"Persistent Pearse - that's what my agent used to call me."

Lesley Pearse, author of 25 bestsellers, is on the phone from her cliffside home near Torquay, where she has a view across the sea.

Pearse, 72, started writing when she was 35 and her three daughters were playing with Lego under the dining room table; she didn't get published until she was 48. Before that first novel, Georgia, there were three others that ended up in the dustbin but she kept writing because she is, well, persistent.

"Several people said they didn't know why I kept going but I felt I had whatever it was that it took."


And she obviously did.

Since 1993, when Pearse was paired with editor Louise Moore (now managing director at publishing house Michael Joseph), she has averaged a book a year and sold 10 million copies.

Pearse counts New Zealand readers among her most loyal fans and has visited this country several times, staying with Olive, from the Bay of Plenty, whom she met through corresponding about her books.

The Woman in the Wood is the latest. Rapturous fans on goodreads.com are giving it five stars and declaring it's a gripping, captivating and emotional page-turner which will sweep readers up in its dark story.

Set in 1960, it's the story of twins Maisy and Duncan who are sent to live with their "cold and distant" grandmother when their equally cold and distant father commits their mother to an asylum, theoretically for her own good. The twins cope remarkably well and set about building new lives for themselves in the New Forest countryside. All is going swimmingly until the day Duncan doesn't come home.

Pearse starts each story with the spark of an idea, often obtained from history or an observation, sits down and, without a set plan, starts writing.

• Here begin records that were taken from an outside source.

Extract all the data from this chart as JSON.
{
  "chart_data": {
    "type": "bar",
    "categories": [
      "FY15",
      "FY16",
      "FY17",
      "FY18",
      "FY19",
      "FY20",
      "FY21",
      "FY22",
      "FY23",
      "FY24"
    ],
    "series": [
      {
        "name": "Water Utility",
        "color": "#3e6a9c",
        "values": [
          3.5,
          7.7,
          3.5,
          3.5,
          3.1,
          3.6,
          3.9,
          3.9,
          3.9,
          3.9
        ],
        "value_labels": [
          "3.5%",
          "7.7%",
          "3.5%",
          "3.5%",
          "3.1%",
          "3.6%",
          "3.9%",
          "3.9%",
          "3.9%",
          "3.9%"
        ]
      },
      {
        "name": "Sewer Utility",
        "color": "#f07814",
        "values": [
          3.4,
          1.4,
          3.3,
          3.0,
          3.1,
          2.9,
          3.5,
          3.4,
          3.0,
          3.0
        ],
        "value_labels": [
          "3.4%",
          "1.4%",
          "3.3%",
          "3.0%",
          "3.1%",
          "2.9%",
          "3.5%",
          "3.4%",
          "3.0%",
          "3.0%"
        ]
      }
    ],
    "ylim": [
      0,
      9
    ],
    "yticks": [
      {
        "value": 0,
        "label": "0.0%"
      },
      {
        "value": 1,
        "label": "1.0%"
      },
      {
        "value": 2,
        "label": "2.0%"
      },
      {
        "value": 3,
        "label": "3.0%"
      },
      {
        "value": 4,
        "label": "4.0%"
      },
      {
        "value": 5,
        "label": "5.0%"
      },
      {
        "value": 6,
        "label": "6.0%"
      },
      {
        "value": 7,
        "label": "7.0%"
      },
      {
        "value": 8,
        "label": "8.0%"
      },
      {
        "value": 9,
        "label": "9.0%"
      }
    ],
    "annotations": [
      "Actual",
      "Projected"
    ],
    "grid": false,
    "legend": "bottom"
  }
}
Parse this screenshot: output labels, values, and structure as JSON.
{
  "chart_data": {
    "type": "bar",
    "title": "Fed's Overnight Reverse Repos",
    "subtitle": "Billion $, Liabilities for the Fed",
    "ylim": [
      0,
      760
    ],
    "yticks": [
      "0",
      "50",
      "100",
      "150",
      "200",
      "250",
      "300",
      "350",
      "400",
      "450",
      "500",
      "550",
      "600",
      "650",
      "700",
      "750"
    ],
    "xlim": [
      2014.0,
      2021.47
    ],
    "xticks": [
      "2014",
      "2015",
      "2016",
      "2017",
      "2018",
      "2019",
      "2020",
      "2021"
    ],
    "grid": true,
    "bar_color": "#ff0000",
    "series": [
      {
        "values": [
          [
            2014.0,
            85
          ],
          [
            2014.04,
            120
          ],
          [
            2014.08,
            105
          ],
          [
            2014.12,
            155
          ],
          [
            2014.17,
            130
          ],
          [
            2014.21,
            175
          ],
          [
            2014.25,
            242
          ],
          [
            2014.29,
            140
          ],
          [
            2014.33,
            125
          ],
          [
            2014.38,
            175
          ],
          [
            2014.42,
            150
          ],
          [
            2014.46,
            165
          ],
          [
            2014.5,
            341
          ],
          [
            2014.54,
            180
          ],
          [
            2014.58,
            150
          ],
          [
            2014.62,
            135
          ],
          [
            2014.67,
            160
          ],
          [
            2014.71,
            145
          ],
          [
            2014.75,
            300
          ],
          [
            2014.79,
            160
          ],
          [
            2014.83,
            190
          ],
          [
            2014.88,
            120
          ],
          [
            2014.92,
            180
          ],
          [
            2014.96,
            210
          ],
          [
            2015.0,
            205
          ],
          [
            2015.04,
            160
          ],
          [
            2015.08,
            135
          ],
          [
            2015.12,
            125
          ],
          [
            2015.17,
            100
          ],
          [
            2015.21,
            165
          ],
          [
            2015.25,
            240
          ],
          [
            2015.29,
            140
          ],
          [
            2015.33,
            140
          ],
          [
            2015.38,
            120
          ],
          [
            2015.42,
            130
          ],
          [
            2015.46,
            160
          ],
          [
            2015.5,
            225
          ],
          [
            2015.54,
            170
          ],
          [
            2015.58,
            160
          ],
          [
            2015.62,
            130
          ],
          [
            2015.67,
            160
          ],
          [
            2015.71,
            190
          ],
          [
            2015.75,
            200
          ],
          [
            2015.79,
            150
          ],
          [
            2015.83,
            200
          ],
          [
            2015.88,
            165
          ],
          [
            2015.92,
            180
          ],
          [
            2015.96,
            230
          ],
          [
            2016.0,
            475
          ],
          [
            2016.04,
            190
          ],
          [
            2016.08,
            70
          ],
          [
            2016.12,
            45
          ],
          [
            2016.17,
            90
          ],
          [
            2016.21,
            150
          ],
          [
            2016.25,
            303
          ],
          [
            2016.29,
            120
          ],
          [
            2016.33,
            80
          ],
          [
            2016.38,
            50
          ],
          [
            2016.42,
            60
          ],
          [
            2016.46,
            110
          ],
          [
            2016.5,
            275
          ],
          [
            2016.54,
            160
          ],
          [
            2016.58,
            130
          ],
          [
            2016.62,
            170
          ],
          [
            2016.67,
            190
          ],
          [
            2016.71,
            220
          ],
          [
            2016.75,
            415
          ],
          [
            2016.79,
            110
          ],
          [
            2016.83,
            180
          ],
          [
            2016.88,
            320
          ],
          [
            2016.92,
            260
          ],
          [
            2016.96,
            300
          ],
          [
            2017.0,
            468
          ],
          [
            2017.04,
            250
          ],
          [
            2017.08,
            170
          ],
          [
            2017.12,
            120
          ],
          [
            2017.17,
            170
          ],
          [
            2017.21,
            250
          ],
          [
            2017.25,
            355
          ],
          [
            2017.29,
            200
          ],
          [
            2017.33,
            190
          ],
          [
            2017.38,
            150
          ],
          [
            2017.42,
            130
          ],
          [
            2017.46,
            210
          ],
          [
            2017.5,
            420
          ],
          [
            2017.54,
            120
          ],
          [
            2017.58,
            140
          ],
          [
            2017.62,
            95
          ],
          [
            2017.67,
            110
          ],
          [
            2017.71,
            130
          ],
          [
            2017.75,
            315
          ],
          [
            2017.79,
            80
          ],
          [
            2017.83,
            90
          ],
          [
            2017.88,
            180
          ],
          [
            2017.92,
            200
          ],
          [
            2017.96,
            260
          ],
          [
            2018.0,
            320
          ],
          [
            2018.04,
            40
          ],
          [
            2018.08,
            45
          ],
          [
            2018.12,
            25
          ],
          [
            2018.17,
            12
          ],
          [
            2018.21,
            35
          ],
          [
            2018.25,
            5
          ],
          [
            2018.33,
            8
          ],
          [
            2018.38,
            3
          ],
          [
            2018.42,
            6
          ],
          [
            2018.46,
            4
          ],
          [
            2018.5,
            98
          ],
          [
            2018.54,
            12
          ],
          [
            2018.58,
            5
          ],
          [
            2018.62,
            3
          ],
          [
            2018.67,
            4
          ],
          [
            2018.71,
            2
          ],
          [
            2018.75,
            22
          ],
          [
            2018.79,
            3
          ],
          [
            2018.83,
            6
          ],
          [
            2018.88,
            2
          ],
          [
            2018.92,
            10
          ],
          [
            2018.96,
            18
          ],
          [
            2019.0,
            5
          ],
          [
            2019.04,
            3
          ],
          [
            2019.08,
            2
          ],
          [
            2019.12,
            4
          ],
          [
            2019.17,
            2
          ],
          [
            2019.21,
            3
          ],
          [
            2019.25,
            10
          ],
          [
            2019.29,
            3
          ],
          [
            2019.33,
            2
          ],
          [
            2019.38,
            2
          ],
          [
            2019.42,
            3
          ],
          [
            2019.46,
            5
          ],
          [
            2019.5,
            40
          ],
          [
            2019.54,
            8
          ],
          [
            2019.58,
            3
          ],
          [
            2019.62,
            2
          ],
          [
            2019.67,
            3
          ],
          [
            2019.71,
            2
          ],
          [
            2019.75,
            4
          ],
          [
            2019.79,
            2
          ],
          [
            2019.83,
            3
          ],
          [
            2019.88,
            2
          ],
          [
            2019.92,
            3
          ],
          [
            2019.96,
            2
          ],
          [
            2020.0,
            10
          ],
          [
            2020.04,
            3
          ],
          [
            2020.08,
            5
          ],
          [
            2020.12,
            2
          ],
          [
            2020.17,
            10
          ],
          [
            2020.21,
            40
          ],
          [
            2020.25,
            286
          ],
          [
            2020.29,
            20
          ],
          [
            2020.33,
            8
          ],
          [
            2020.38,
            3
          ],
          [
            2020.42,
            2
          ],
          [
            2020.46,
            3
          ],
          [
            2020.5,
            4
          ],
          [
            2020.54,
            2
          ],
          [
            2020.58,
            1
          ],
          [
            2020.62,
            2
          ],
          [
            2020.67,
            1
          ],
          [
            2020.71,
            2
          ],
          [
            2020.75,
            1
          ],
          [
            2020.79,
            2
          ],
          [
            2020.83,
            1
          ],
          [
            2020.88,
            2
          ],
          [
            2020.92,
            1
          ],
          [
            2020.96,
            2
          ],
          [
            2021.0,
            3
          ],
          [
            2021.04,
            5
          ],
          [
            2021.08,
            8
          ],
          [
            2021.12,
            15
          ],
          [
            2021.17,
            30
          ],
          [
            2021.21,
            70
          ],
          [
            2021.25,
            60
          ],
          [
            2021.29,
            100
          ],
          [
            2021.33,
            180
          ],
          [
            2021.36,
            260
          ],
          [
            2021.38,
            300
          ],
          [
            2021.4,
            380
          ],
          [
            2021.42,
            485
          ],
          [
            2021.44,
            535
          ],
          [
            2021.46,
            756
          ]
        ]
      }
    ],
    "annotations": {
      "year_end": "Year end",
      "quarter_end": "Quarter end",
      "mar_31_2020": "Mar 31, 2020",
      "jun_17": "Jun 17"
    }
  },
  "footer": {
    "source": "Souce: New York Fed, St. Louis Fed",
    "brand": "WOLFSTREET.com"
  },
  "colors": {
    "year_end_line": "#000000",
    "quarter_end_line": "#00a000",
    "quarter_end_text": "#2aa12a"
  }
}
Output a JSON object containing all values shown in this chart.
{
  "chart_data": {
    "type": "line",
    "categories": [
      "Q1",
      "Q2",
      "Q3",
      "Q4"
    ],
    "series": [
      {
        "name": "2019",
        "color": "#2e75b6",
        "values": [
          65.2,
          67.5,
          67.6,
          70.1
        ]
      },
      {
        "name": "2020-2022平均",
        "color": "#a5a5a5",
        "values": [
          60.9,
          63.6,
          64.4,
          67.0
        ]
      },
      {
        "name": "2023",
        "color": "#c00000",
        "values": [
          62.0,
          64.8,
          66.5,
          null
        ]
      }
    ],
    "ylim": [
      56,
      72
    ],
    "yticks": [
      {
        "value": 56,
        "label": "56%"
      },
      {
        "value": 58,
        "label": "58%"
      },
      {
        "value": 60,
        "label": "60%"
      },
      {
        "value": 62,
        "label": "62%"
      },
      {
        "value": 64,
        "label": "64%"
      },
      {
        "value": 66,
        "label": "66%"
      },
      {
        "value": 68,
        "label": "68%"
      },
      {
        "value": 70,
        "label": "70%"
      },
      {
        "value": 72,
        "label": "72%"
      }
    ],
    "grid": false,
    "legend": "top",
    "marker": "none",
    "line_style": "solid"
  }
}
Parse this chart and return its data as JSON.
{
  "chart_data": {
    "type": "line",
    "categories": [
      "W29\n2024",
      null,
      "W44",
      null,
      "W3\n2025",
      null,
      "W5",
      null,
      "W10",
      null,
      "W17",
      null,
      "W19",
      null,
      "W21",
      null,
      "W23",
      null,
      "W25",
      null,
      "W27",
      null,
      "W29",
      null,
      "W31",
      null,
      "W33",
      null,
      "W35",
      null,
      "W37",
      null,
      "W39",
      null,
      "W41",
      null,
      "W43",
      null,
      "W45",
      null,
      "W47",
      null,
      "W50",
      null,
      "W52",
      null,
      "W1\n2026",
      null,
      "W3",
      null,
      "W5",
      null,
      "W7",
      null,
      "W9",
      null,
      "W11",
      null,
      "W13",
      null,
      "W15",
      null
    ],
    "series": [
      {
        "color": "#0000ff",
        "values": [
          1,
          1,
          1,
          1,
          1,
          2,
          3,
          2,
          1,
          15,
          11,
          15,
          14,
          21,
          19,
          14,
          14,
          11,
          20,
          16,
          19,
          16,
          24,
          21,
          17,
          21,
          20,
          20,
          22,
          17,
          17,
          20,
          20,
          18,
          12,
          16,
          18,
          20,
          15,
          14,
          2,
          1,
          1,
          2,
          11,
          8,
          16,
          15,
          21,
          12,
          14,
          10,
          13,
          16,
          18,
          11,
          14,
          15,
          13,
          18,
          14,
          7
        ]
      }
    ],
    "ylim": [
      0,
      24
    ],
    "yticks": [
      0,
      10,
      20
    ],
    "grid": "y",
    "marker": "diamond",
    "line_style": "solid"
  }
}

With The Woman in the Wood, it was a visit to the village of Burley which started the story.

Burley has historic connections with witches, notably Sybil Leek who - once regarded as Britain's most famous witch - lived there in the 1950s.

But Pearse says she didn't feel as if she could write a book about witches so took the idea of a woman living alone in the woods as the starting point and did what she has long done.

"I start at the beginning and, as it comes to me, the writing process makes it clear to me about where the story's going."

Which may explain why The Woman in the Wood initially reads like a coming-of-age/romance novel (possibly) before taking an unexpected swerve into psychological thriller/horror as the truth about Duncan's fate is slowly and graphically revealed.

She believes part of the secret of her success - aside from persistence - is that her books resist easy categorisation.

"I think people like the fact that my books are multi-layered; there's a lot more there than a basic story. I delve into people's characters rather than telling a simple story."

The writing is to the point and can sometimes seem blunt but that's because Pearse's fictional heroines are not shrinking violets with time to cry over spilt milk; they're strong women, often with troubled pasts, who, in the face of adversity, pick themselves up, dust themselves off and get on with it. Indeed, her books are often described as "women in jeopardy" stories.

That's more than a little like Pearse. She spent part of her childhood in orphanages and had a stepmother she didn't get on with. As a naive 18-year-old, Pearse was shocked to discover she was pregnant after losing her virginity to a travelling salesman.

She was determined to keep her baby boy but struggled to earn money to feed and clothe him.

In 2010, Pearse told the Daily Mail: "Then one morning I woke up and l just knew that I couldn't do this anymore. Warren was nearly four months old, I had no work and soon wouldn't be able to afford anywhere to live. I loved him so much, but I knew he deserved a better future than I could offer him."

Warren was adopted out. Pearse went on to marry three times and have three daughters. Now a grandmother, she says one of her greatest achievements was being able to support middle daughter Sammy when she became a young single mother.